NJ Man Dies after PA Senior Facility Dumps Him in Uber, Suit Claims

The family of a Toms River, New Jersey man has sued a Shohola senior living center, charging that the facility caused his death, after sending him home in a three-hour Uber ride, despite warnings from state health officials.

The complaint, filed in U.S. District Court in Scranton by attorney Steven McConnell of the Killino Firm’s Philadelphia office, charges Twin Cedars Senior Living LLC and its successor, Little Walker Holdings, LLC with negligence and wrongful death in Hamill’s September 2019 passing.

According to the lawsuit, Eugene Hamill moved to Twin Cedars on July 6, 2018. During his stay, he suffered from multiple serious medical conditions, including hypertension, heart disease, and bone cancer.

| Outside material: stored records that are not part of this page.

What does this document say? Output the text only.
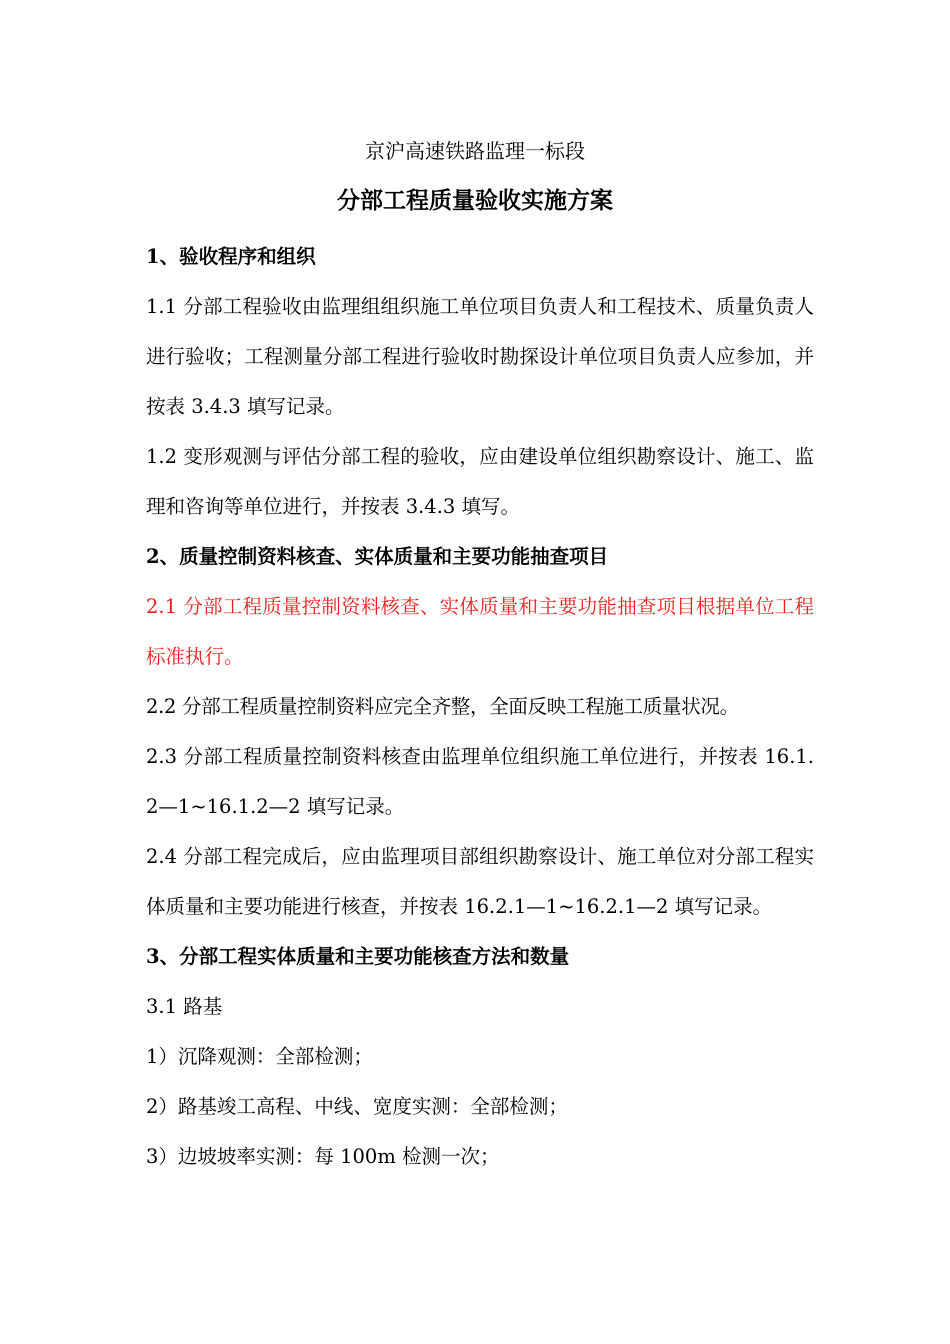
京沪高速铁路监理一标段
分部工程质量验收实施方案

1、验收程序和组织

1.1 分部工程验收由监理组组织施工单位项目负责人和工程技术、质量负责人进行验收；工程测量分部工程进行验收时勘探设计单位项目负责人应参加，并按表 3.4.3 填写记录。

1.2 变形观测与评估分部工程的验收，应由建设单位组织勘察设计、施工、监理和咨询等单位进行，并按表 3.4.3 填写。

2、质量控制资料核查、实体质量和主要功能抽查项目

2.1 分部工程质量控制资料核查、实体质量和主要功能抽查项目根据单位工程标准执行。

2.2 分部工程质量控制资料应完全齐整，全面反映工程施工质量状况。

2.3 分部工程质量控制资料核查由监理单位组织施工单位进行，并按表 16.1.2—1~16.1.2—2 填写记录。

2.4 分部工程完成后，应由监理项目部组织勘察设计、施工单位对分部工程实体质量和主要功能进行核查，并按表 16.2.1—1~16.2.1—2 填写记录。

3、分部工程实体质量和主要功能核查方法和数量

3.1 路基

1）沉降观测：全部检测；

2）路基竣工高程、中线、宽度实测：全部检测；

3）边坡坡率实测：每 100m 检测一次；
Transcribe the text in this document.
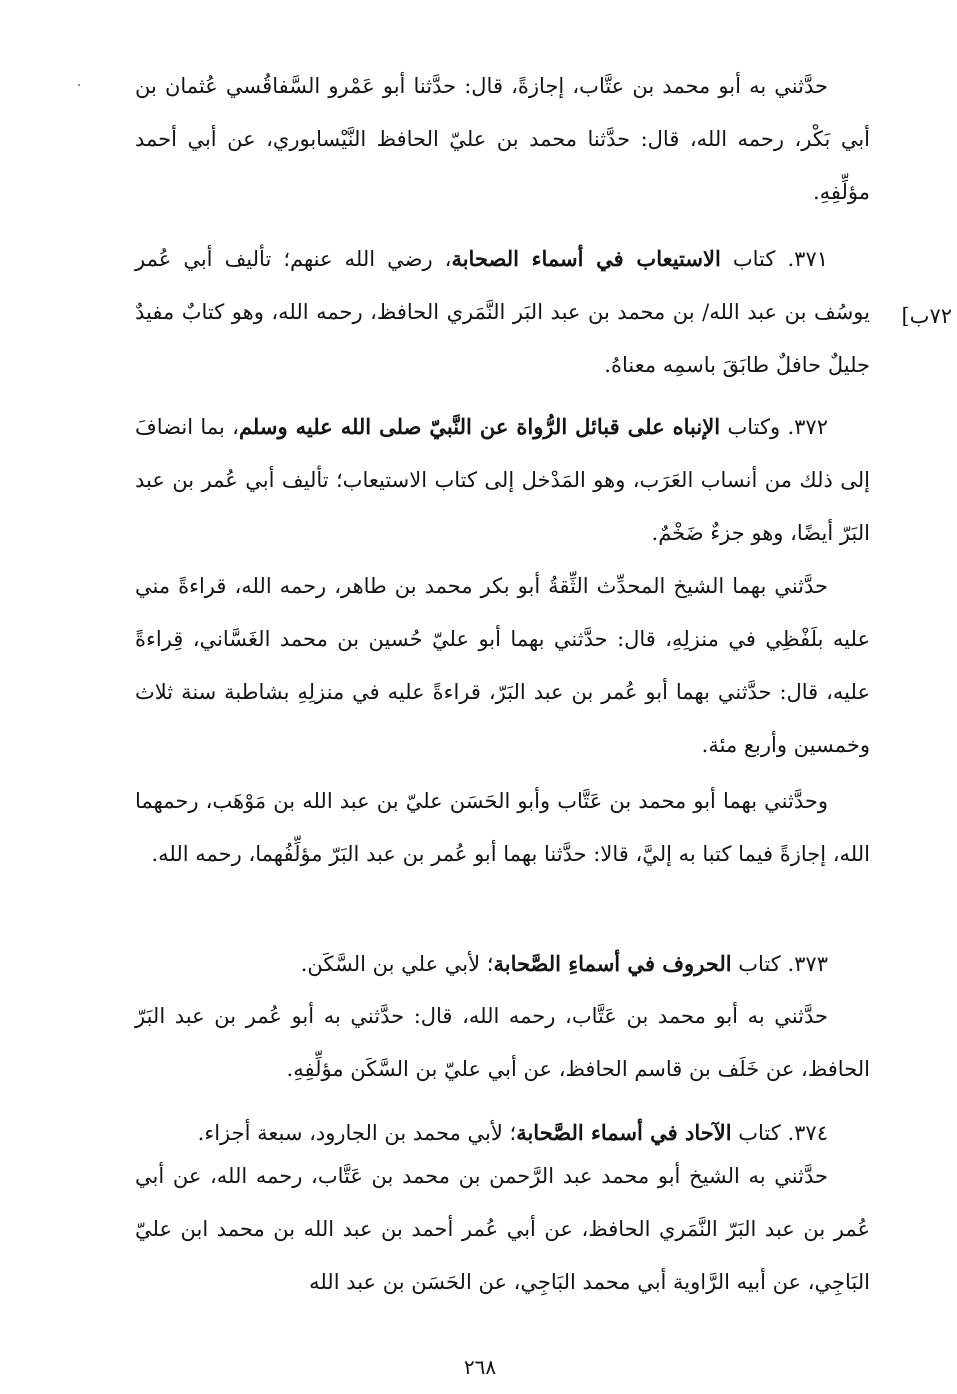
حدَّثني به أبو محمد بن عتَّاب، إجازةً، قال: حدَّثنا أبو عَمْرو السَّفاقُسي عُثمان بن أبي بَكْر، رحمه الله، قال: حدَّثنا محمد بن عليّ الحافظ النَّيْسابوري، عن أبي أحمد مؤلِّفِهِ.

٣٧١. كتاب الاستيعاب في أسماء الصحابة، رضي الله عنهم؛ تأليف أبي عُمر يوسُف بن عبد الله/ بن محمد بن عبد البَر النَّمَري الحافظ، رحمه الله، وهو كتابٌ مفيدٌ جليلٌ حافلٌ طابَقَ باسمِه معناهُ.

٧٢ب]

٣٧٢. وكتاب الإنباه على قبائل الرُّواة عن النَّبيّ صلى الله عليه وسلم، بما انضافَ إلى ذلك من أنساب العَرَب، وهو المَدْخل إلى كتاب الاستيعاب؛ تأليف أبي عُمر بن عبد البَرّ أيضًا، وهو جزءٌ ضَخْمٌ.

حدَّثني بهما الشيخ المحدِّث الثِّقةُ أبو بكر محمد بن طاهر، رحمه الله، قراءةً مني عليه بلَفْظِي في منزلِهِ، قال: حدَّثني بهما أبو عليّ حُسين بن محمد الغَسَّاني، قِراءةً عليه، قال: حدَّثني بهما أبو عُمر بن عبد البَرّ، قراءةً عليه في منزلِهِ بشاطبة سنة ثلاث وخمسين وأربع مئة.

وحدَّثني بهما أبو محمد بن عَتَّاب وأبو الحَسَن عليّ بن عبد الله بن مَوْهَب، رحمهما الله، إجازةً فيما كتبا به إليَّ، قالا: حدَّثنا بهما أبو عُمر بن عبد البَرّ مؤلِّفُهما، رحمه الله.

٣٧٣. كتاب الحروف في أسماءِ الصَّحابة؛ لأبي علي بن السَّكَن.

حدَّثني به أبو محمد بن عَتَّاب، رحمه الله، قال: حدَّثني به أبو عُمر بن عبد البَرّ الحافظ، عن خَلَف بن قاسم الحافظ، عن أبي عليّ بن السَّكَن مؤلِّفِهِ.

٣٧٤. كتاب الآحاد في أسماء الصَّحابة؛ لأبي محمد بن الجارود، سبعة أجزاء.

حدَّثني به الشيخ أبو محمد عبد الرَّحمن بن محمد بن عَتَّاب، رحمه الله، عن أبي عُمر بن عبد البَرّ النَّمَري الحافظ، عن أبي عُمر أحمد بن عبد الله بن محمد ابن عليّ البَاجِي، عن أبيه الرَّاوية أبي محمد البَاجِي، عن الحَسَن بن عبد الله

٢٦٨
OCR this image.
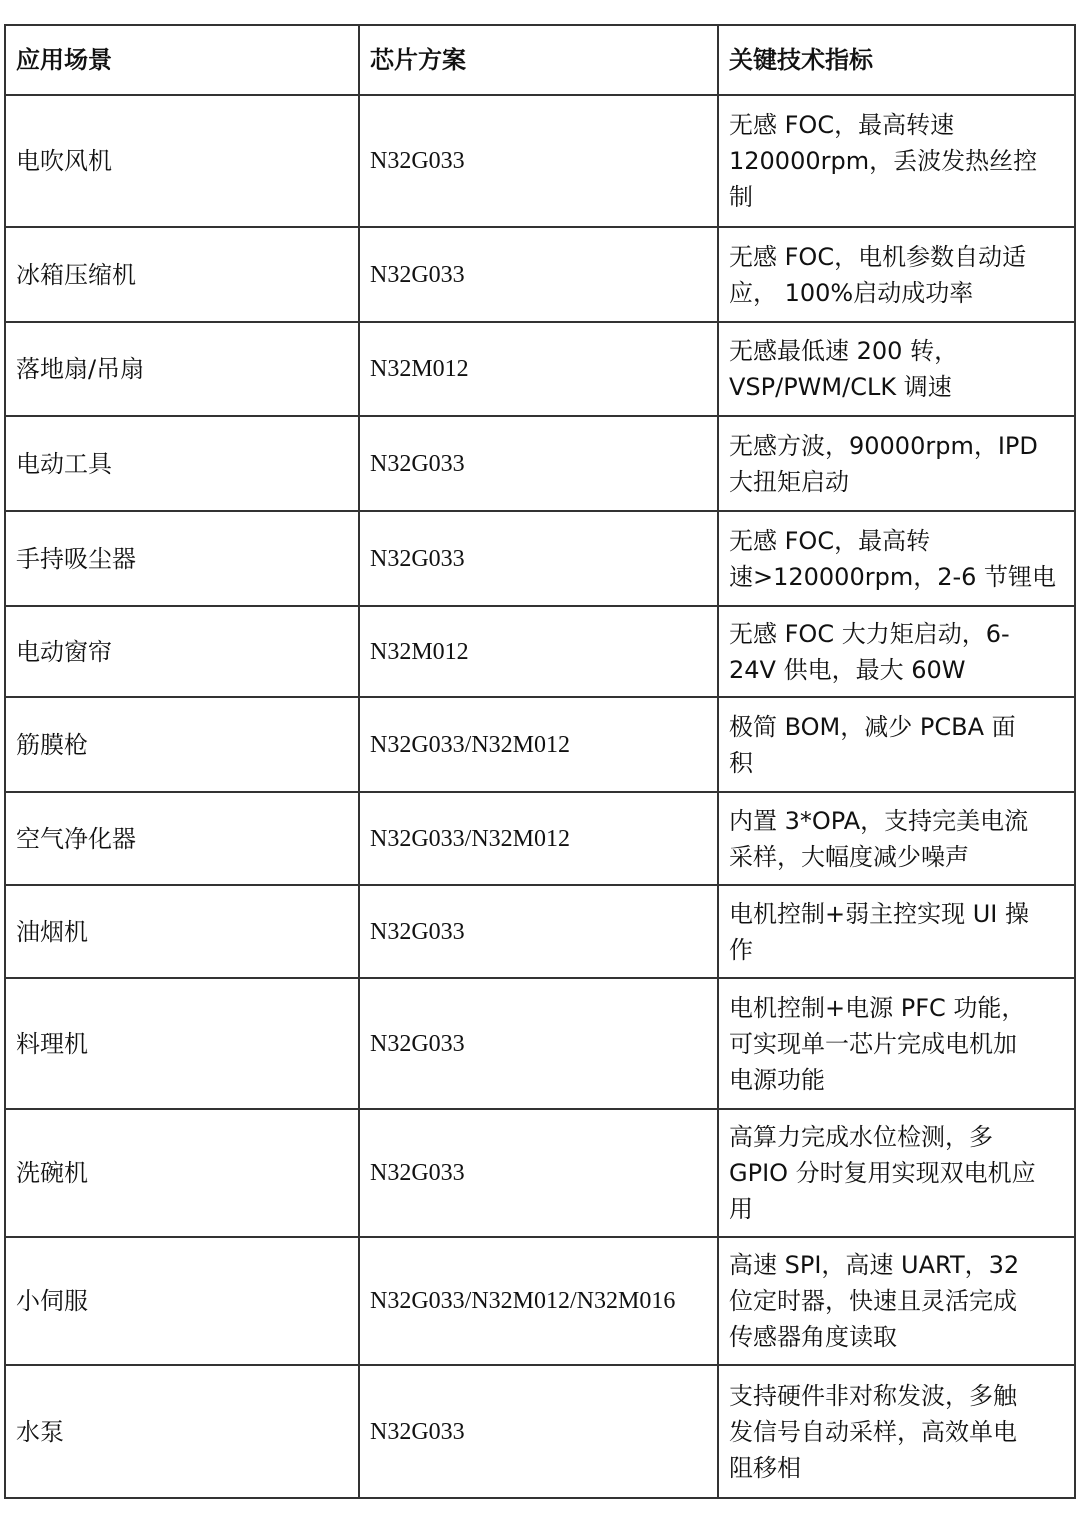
应用场景	芯片方案	关键技术指标
电吹风机	N32G033	无感 FOC，最高转速
120000rpm，丢波发热丝控
制

冰箱压缩机	N32G033	无感 FOC，电机参数自动适
应， 100%启动成功率

落地扇/吊扇	N32M012	无感最低速 200 转，
VSP/PWM/CLK 调速

电动工具	N32G033	无感方波，90000rpm，IPD
大扭矩启动

手持吸尘器	N32G033	无感 FOC，最高转
速>120000rpm，2-6 节锂电

电动窗帘	N32M012	无感 FOC 大力矩启动，6-
24V 供电，最大 60W

筋膜枪	N32G033/N32M012	极简 BOM，减少 PCBA 面
积

空气净化器	N32G033/N32M012	内置 3*OPA，支持完美电流
采样，大幅度减少噪声

油烟机	N32G033	电机控制+弱主控实现 UI 操
作

料理机	N32G033	电机控制+电源 PFC 功能，
可实现单一芯片完成电机加
电源功能

洗碗机	N32G033	高算力完成水位检测，多
GPIO 分时复用实现双电机应
用

小伺服	N32G033/N32M012/N32M016	高速 SPI，高速 UART，32
位定时器，快速且灵活完成
传感器角度读取

水泵	N32G033	支持硬件非对称发波，多触
发信号自动采样，高效单电
阻移相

In September 2018, Administrator Tamara Singer informed a licensing supervisor at the Pennsylvania Department of Human Services of Hamill’s discharge plan. Twin Cedar’s intention, motivated solely by financial considerations, was to transport Hamill to his Tom’s River home, an over three-hour car ride away, using Uber, the lawsuit alleges.

Although the licensing supervisor warned that this was an unsafe discharge, and could legally constitute abandonment of an older adult by a caregiver, Singer sent Hamill home by Uber on September 11, 2018.

During the ride, Hamill began vomiting and became unresponsive, according to the DHS violation notice. By the end of it, he suffered a stroke and a heart attack, requiring transport to Barnabas Health Community Medical Center, where he was intubated, placed on a ventilator, and admitted to the ICU. Hamill was eventually transferred to another nursing facility, where he spent the last year of his life; he died on September 26, 2019.

On December 20, 2018, the Pennsylvania Department of Human Services revoked Twin Cedars’ license for failure to provide a 30-day discharge notice, and for violating the licensing regulation, that “a resident may not be neglected, intimidated, physically, or verbally abused, mistreated, subjected to corporal punishment, or disciplined in any way.” Twin Cedars was forced to operate under a provisional license and directed to implement measures to ensure the facility would not violate state regulations in the future.

The lawsuit notes that before and after Hamill’s unsafe discharge –Twin Cedars had an “abysmal record” of numerous violations against the state’s Personal Care Home regulations, including at least one other violation related to resident abuse.